I also travel around the US, and sometimes internationally, to guest spot at different studios and conventions. One of my favorite ones is Anime-Ink Con that takes place in October. It’s run by an exceptional group of people, and some of the most amazing artists from around the world travel in for this event, it’s truly an incredible convention to get tattooed at or just come hang out at! 

Do you have any memories from childhood that you can share with us?
It’s nothing super exciting, but most of my happiest childhood memories revolve around movies and media. My dad is a huge horror movie enthusiast and raised us on old slasher films, and every week we would go to Blockbuster and rent the newest scary movie that had come out and watch it together as a family. Every Christmas, we re-watch the entire first season of Kingdom Hospital we burned onto some old DVDs (it’s a really old Stephen King show that never got past season one), it was just one of those things that would always connect us and bring us back together. My older sister and I didn’t get along super well when we were kids (pretty typical childhood sister dynamic), but every Friday night when our parents went to sleep, we would sneak down to the basement to watch Toonami, and we would binge watch our favorite animes all night together.
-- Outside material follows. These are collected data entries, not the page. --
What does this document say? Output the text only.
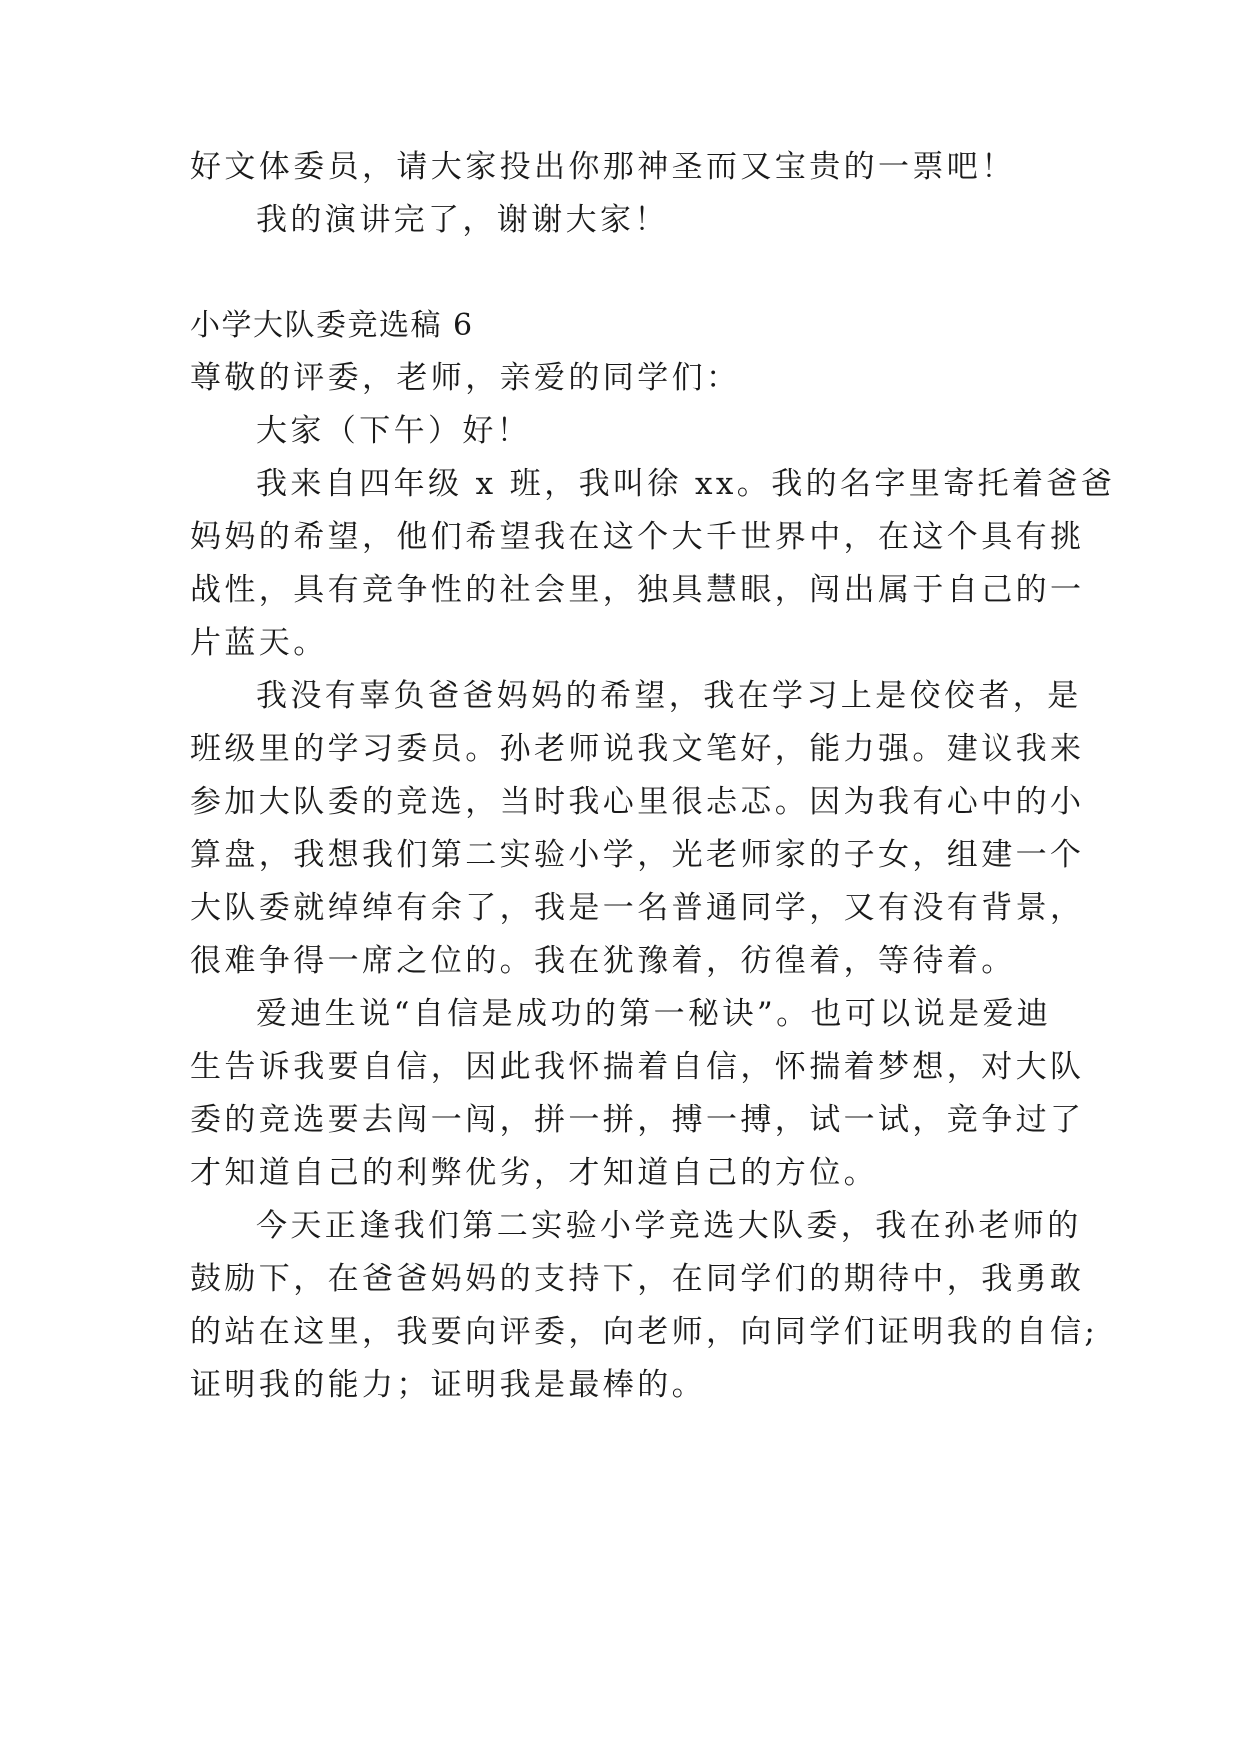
好文体委员，请大家投出你那神圣而又宝贵的一票吧！
我的演讲完了，谢谢大家！
小学大队委竞选稿 6
尊敬的评委，老师，亲爱的同学们：
大家（下午）好！
我来自四年级 x 班，我叫徐 xx。我的名字里寄托着爸爸
妈妈的希望，他们希望我在这个大千世界中，在这个具有挑
战性，具有竞争性的社会里，独具慧眼，闯出属于自己的一
片蓝天。
我没有辜负爸爸妈妈的希望，我在学习上是佼佼者，是
班级里的学习委员。孙老师说我文笔好，能力强。建议我来
参加大队委的竞选，当时我心里很忐忑。因为我有心中的小
算盘，我想我们第二实验小学，光老师家的子女，组建一个
大队委就绰绰有余了，我是一名普通同学，又有没有背景，
很难争得一席之位的。我在犹豫着，彷徨着，等待着。
爱迪生说“自信是成功的第一秘诀”。也可以说是爱迪
生告诉我要自信，因此我怀揣着自信，怀揣着梦想，对大队
委的竞选要去闯一闯，拼一拼，搏一搏，试一试，竞争过了
才知道自己的利弊优劣，才知道自己的方位。
今天正逢我们第二实验小学竞选大队委，我在孙老师的
鼓励下，在爸爸妈妈的支持下，在同学们的期待中，我勇敢
的站在这里，我要向评委，向老师，向同学们证明我的自信;
证明我的能力；证明我是最棒的。
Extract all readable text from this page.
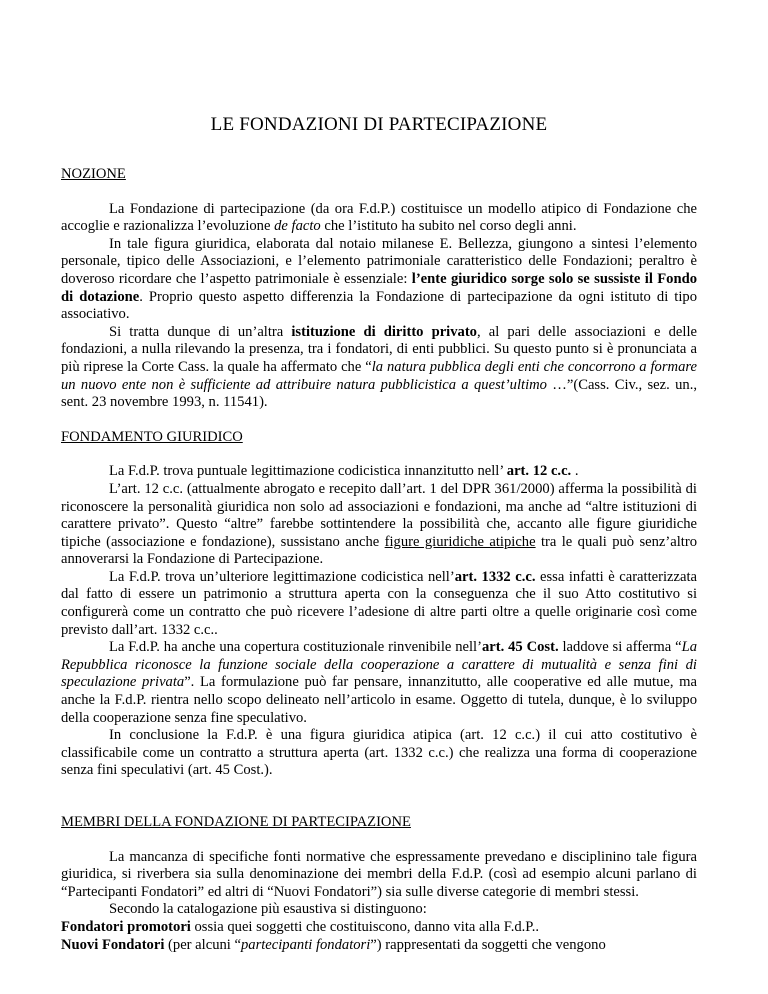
LE FONDAZIONI DI PARTECIPAZIONE
NOZIONE

La Fondazione di partecipazione (da ora F.d.P.) costituisce un modello atipico di Fondazione che accoglie e razionalizza l’evoluzione de facto che l’istituto ha subito nel corso degli anni.

In tale figura giuridica, elaborata dal notaio milanese E. Bellezza, giungono a sintesi l’elemento personale, tipico delle Associazioni, e l’elemento patrimoniale caratteristico delle Fondazioni; peraltro è doveroso ricordare che l’aspetto patrimoniale è essenziale: l’ente giuridico sorge solo se sussiste il Fondo di dotazione. Proprio questo aspetto differenzia la Fondazione di partecipazione da ogni istituto di tipo associativo.

Si tratta dunque di un’altra istituzione di diritto privato, al pari delle associazioni e delle fondazioni, a nulla rilevando la presenza, tra i fondatori, di enti pubblici. Su questo punto si è pronunciata a più riprese la Corte Cass. la quale ha affermato che “la natura pubblica degli enti che concorrono a formare un nuovo ente non è sufficiente ad attribuire natura pubblicistica a quest’ultimo …”(Cass. Civ., sez. un., sent. 23 novembre 1993, n. 11541).

FONDAMENTO GIURIDICO

La F.d.P. trova puntuale legittimazione codicistica innanzitutto nell’ art. 12 c.c. .

L’art. 12 c.c. (attualmente abrogato e recepito dall’art. 1 del DPR 361/2000) afferma la possibilità di riconoscere la personalità giuridica non solo ad associazioni e fondazioni, ma anche ad “altre istituzioni di carattere privato”. Questo “altre” farebbe sottintendere la possibilità che, accanto alle figure giuridiche tipiche (associazione e fondazione), sussistano anche figure giuridiche atipiche tra le quali può senz’altro annoverarsi la Fondazione di Partecipazione.

La F.d.P. trova un’ulteriore legittimazione codicistica nell’art. 1332 c.c. essa infatti è caratterizzata dal fatto di essere un patrimonio a struttura aperta con la conseguenza che il suo Atto costitutivo si configurerà come un contratto che può ricevere l’adesione di altre parti oltre a quelle originarie così come previsto dall’art. 1332 c.c..

La F.d.P. ha anche una copertura costituzionale rinvenibile nell’art. 45 Cost. laddove si afferma “La Repubblica riconosce la funzione sociale della cooperazione a carattere di mutualità e senza fini di speculazione privata”. La formulazione può far pensare, innanzitutto, alle cooperative ed alle mutue, ma anche la F.d.P. rientra nello scopo delineato nell’articolo in esame. Oggetto di tutela, dunque, è lo sviluppo della cooperazione senza fine speculativo.

In conclusione la F.d.P. è una figura giuridica atipica (art. 12 c.c.) il cui atto costitutivo è classificabile come un contratto a struttura aperta (art. 1332 c.c.) che realizza una forma di cooperazione senza fini speculativi (art. 45 Cost.).

MEMBRI DELLA FONDAZIONE DI PARTECIPAZIONE

La mancanza di specifiche fonti normative che espressamente prevedano e disciplinino tale figura giuridica, si riverbera sia sulla denominazione dei membri della F.d.P. (così ad esempio alcuni parlano di “Partecipanti Fondatori” ed altri di “Nuovi Fondatori”) sia sulle diverse categorie di membri stessi.

Secondo la catalogazione più esaustiva si distinguono:

Fondatori promotori ossia quei soggetti che costituiscono, danno vita alla F.d.P..

Nuovi Fondatori (per alcuni “partecipanti fondatori”) rappresentati da soggetti che vengono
We knew when the sun was about to come up when Hamtaro would come on, and we would sneak back upstairs before our parents caught us. I feel like movies and media really influenced my art and relationships with the people around me and inspired the art I make today. I thought I wanted to work behind the scenes on films and plays creating gore and monsters, and I did for a brief amount of time, but drawing and designing them was more fun!